「魂を客席に向かって」 けいたろう

2月6日

・金時太鼓
ぴしりと張りつめた夜の闇に白い粉(こ)がふらふらと漂っていた。昨夜の午後9時を過ぎたキャラバンの車内であった。金時太鼓の帰りで自分は運転手だった。初めは気が付かなかったが黒の中に美しく白が混ざり掻き消されることなく存在し続けていることに気が付いた。
「ここ数日は冷えるなあ」
手の甲の皮膚が割れていくつもの小さな縦横の切れ目ができている。小さいときからこれが「冬」のサインだったことを思い出した。寒いと堂々といえる目安のようなものであった。この雪は明日朝にはどうなっているのだろうか。そんなことを考えていた。

金時太鼓は本番を来週の日曜に控えており、日々実感というものが歩み寄ってきている。昨夜は竹内さんがいらっしゃらなかったし、かにさんもいなかったから太鼓メンバーだけで勝央文化ホールで自主練習をすることになった。ホールを我々だけでも使わせていただけるというのはものすごく有り難いことだと思う。そのことに感謝しながら舞台を踏みしめていた。
あけみさんやふみさん中心となって自主練に取り組んだ。まずは出掃けの練習だ。宮太鼓、締太鼓、大太鼓がそれぞれどのタイミングで舞台に出てくるのかを決めた。私はさくらさんと大太鼓のパートを担当している。大太鼓パートの2人が出てくる場合は、上手と下手からそれぞれ分かれて歩いてくることになっており、これを同時に袖から出て太鼓の前に辿り着き、同時に待機の姿勢になる練習をする必要がある。話し合った結果、さくらさんが下手から上手の私に向かって合図を送りそこから14歩で大太鼓の前まで来て座るということになった。3回ほど練習したらタイミングが合ってくるようになった。

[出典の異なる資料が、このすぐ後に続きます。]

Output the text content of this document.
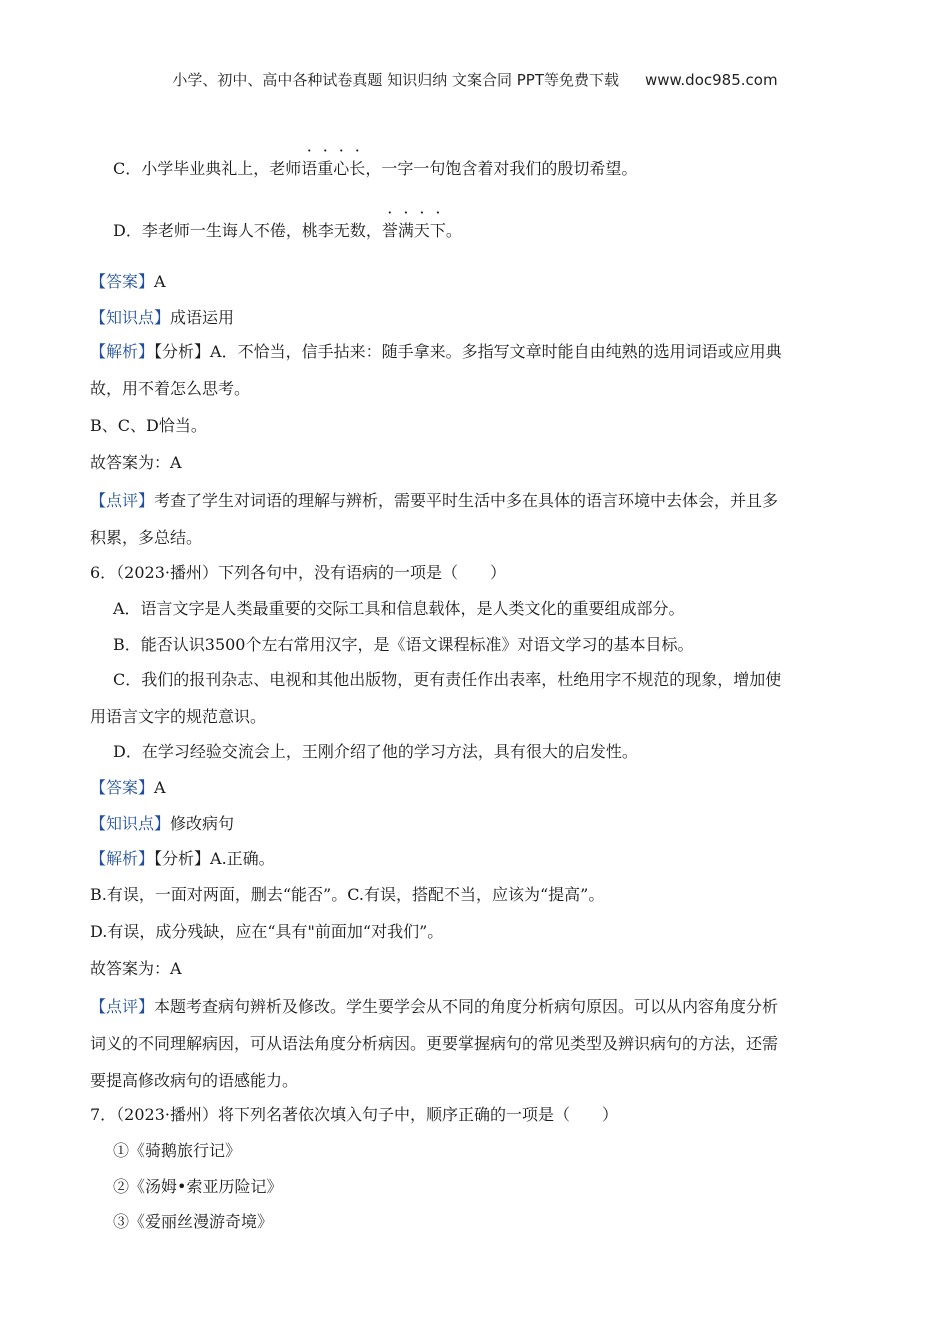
小学、初中、高中各种试卷真题 知识归纳 文案合同 PPT等免费下载 www.doc985.com
C．小学毕业典礼上，老师语重心长，一字一句饱含着对我们的殷切希望。
D．李老师一生诲人不倦，桃李无数，誉满天下。
【答案】A
【知识点】成语运用
【解析】【分析】A．不恰当，信手拈来：随手拿来。多指写文章时能自由纯熟的选用词语或应用典
故，用不着怎么思考。
B、C、D恰当。
故答案为：A
【点评】考查了学生对词语的理解与辨析，需要平时生活中多在具体的语言环境中去体会，并且多
积累，多总结。
6．（2023·播州）下列各句中，没有语病的一项是（　　）
A．语言文字是人类最重要的交际工具和信息载体，是人类文化的重要组成部分。
B．能否认识3500个左右常用汉字，是《语文课程标准》对语文学习的基本目标。
C．我们的报刊杂志、电视和其他出版物，更有责任作出表率，杜绝用字不规范的现象，增加使
用语言文字的规范意识。
D．在学习经验交流会上，王刚介绍了他的学习方法，具有很大的启发性。
【答案】A
【知识点】修改病句
【解析】【分析】A.正确。
B.有误，一面对两面，删去“能否”。C.有误，搭配不当，应该为“提高”。
D.有误，成分残缺，应在“具有"前面加“对我们”。
故答案为：A
【点评】本题考查病句辨析及修改。学生要学会从不同的角度分析病句原因。可以从内容角度分析
词义的不同理解病因，可从语法角度分析病因。更要掌握病句的常见类型及辨识病句的方法，还需
要提高修改病句的语感能力。
7．（2023·播州）将下列名著依次填入句子中，顺序正确的一项是（　　）
①《骑鹅旅行记》
②《汤姆•索亚历险记》
③《爱丽丝漫游奇境》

他のパートの人も一緒になって出の場面だけを何度か練習したりした。
次に捌けの練習だ。演奏が終わり暗転すると全員がテンポ良く去って行くことになっている。大太鼓の場合、1から8のリズムを数える間に捌けまでの準備を完了することになった。1、2で枹を右手に収める。3、4で大太鼓を叩くときの姿勢から左脚、右脚の順番に中心に戻し、5、6で左足を一歩引く。最後の7、8でお客さんの方を向くように左にまわり脚を戻す。8を数え終わったらまた14歩で舞台袖に戻ってゆく。これらの精度はこれから徐々に高めていきたい。

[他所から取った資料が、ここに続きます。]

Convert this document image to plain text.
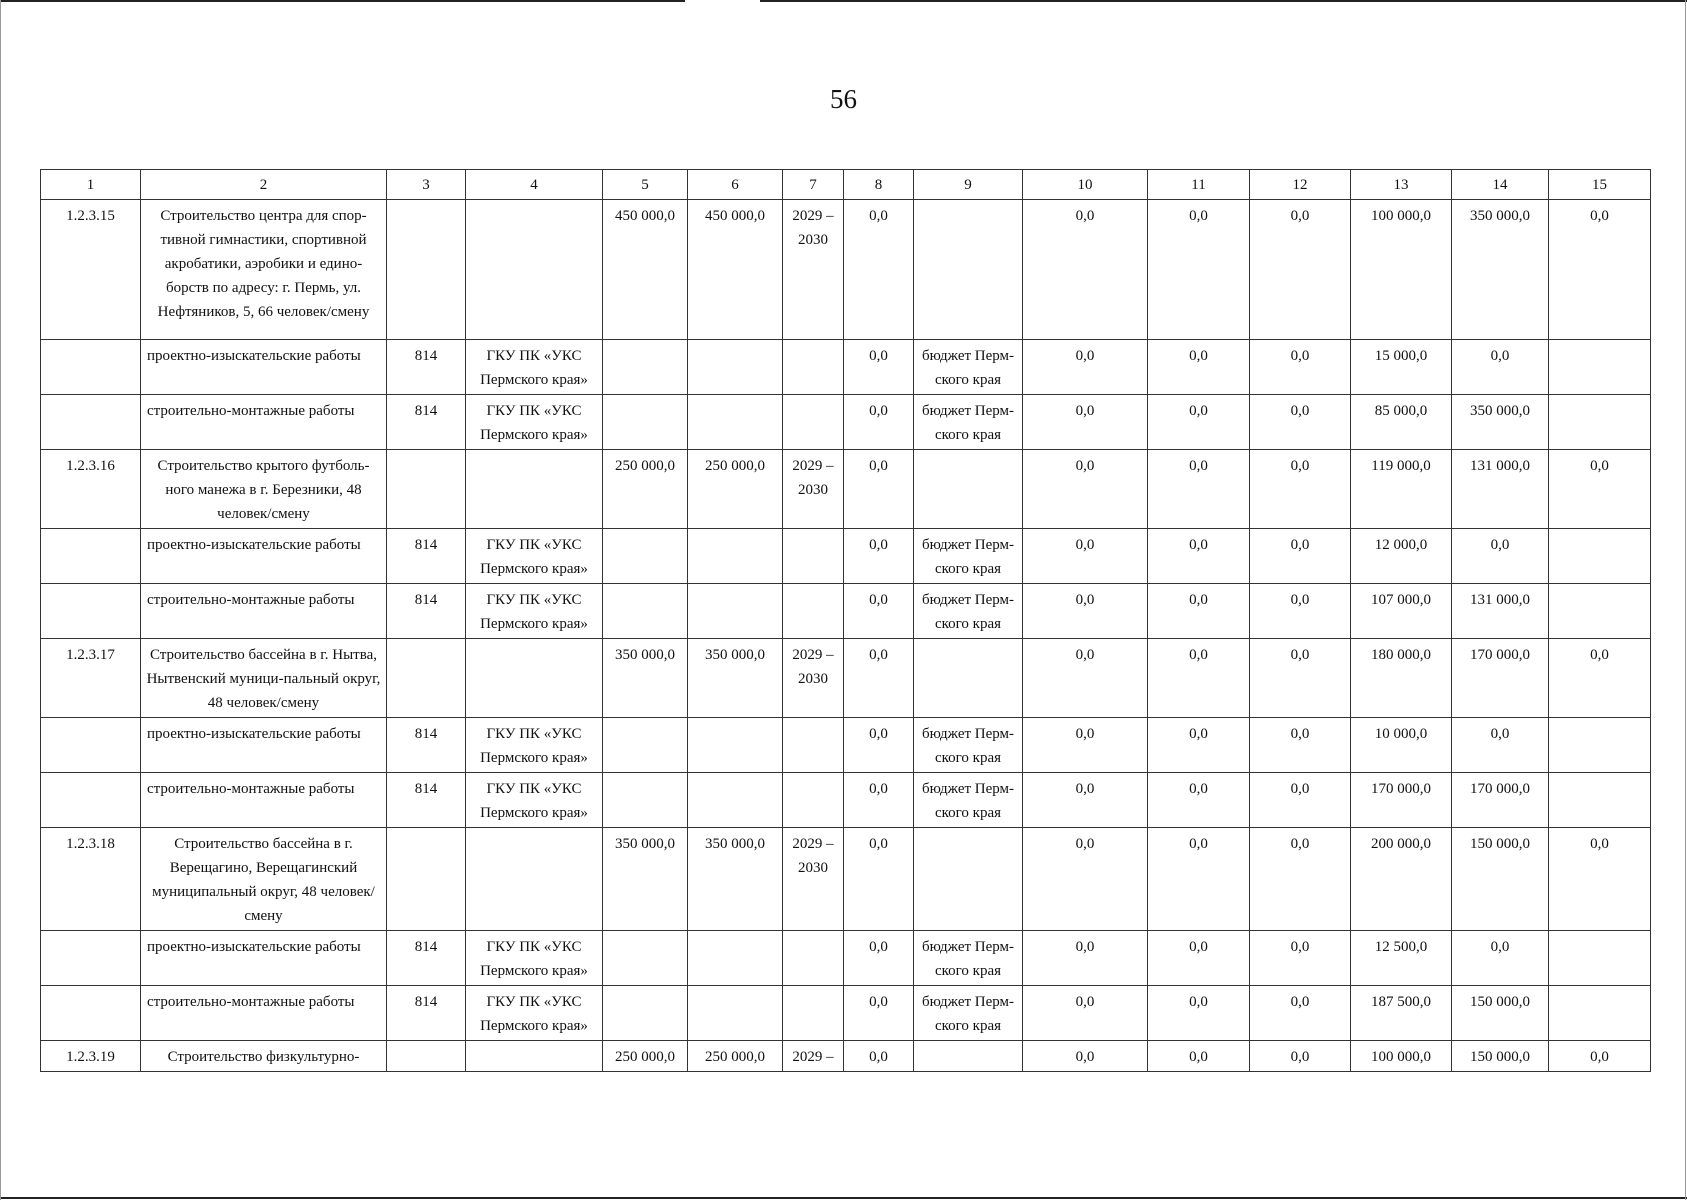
56
1	2	3	4	5	6	7	8	9	10	11	12	13	14	15
1.2.3.15	Строительство центра для спор-тивной гимнастики, спортивной акробатики, аэробики и едино-борств по адресу: г. Пермь, ул. Нефтяников, 5, 66 человек/смену			450 000,0	450 000,0	2029 – 2030	0,0		0,0	0,0	0,0	100 000,0	350 000,0	0,0
	проектно-изыскательские работы	814	ГКУ ПК «УКС Пермского края»				0,0	бюджет Перм-ского края	0,0	0,0	0,0	15 000,0	0,0	
	строительно-монтажные работы	814	ГКУ ПК «УКС Пермского края»				0,0	бюджет Перм-ского края	0,0	0,0	0,0	85 000,0	350 000,0	
1.2.3.16	Строительство крытого футболь-ного манежа в г. Березники, 48 человек/смену			250 000,0	250 000,0	2029 – 2030	0,0		0,0	0,0	0,0	119 000,0	131 000,0	0,0
	проектно-изыскательские работы	814	ГКУ ПК «УКС Пермского края»				0,0	бюджет Перм-ского края	0,0	0,0	0,0	12 000,0	0,0	
	строительно-монтажные работы	814	ГКУ ПК «УКС Пермского края»				0,0	бюджет Перм-ского края	0,0	0,0	0,0	107 000,0	131 000,0	
1.2.3.17	Строительство бассейна в г. Нытва, Нытвенский муници-пальный округ, 48 человек/смену			350 000,0	350 000,0	2029 – 2030	0,0		0,0	0,0	0,0	180 000,0	170 000,0	0,0
	проектно-изыскательские работы	814	ГКУ ПК «УКС Пермского края»				0,0	бюджет Перм-ского края	0,0	0,0	0,0	10 000,0	0,0	
	строительно-монтажные работы	814	ГКУ ПК «УКС Пермского края»				0,0	бюджет Перм-ского края	0,0	0,0	0,0	170 000,0	170 000,0	
1.2.3.18	Строительство бассейна в г. Верещагино, Верещагинский муниципальный округ, 48 человек/смену			350 000,0	350 000,0	2029 – 2030	0,0		0,0	0,0	0,0	200 000,0	150 000,0	0,0
	проектно-изыскательские работы	814	ГКУ ПК «УКС Пермского края»				0,0	бюджет Перм-ского края	0,0	0,0	0,0	12 500,0	0,0	
	строительно-монтажные работы	814	ГКУ ПК «УКС Пермского края»				0,0	бюджет Перм-ского края	0,0	0,0	0,0	187 500,0	150 000,0	
1.2.3.19	Строительство физкультурно-			250 000,0	250 000,0	2029 –	0,0		0,0	0,0	0,0	100 000,0	150 000,0	0,0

その後は各パートに分かれ、気になる部分を繰り返し練習した。大太鼓もいくつかのか所について不安があるところを3つくらいピックアップしてそこだけ取り出して繰り返し叩いた。
最後は全員で出捌けも含めた一曲通しての練習をした。本番もこのような感じで演奏前から緊張を切らさずにやりきらなければいけない。力をつくし、魂を客席に向かって飛ばしきる。自分のソロパートは思いっきり聴かせる。一発一発の音が流れてはいけないのだ。

・ももはな作りなど
翌日、雪が少しばかり積もっていた。もちろん雪合戦をできるほど積もっているわけではない。昨晩静かに雪が降り続いていたのだなと思われる程度であった。
午前はフルメニューの代わりに河上さんや村田先生も加わったリレー大会が行われることになった。尻だけで進んだり、サッカーボールをドリブルしながらとか豆を掴んだまま走るといった面白い種目があった。とにかくみんなが白熱していた。
昼食までは桃花作りだ。夏やコンサートに向けて沢山の桃花をお届けするのである。前回作ったときから大分時間が経過しているように感じ上手く出来るかと少し心配であった。折りの作業を担当し火がつくまでは時間を要した。後半が過ぎてからようやくエンジンが暖まってきた。正確性も向上して早く折れるようになってきた。午前はクラシック音楽が流れ、午後は落語を流しながらの作業であった。なかなか新鮮である。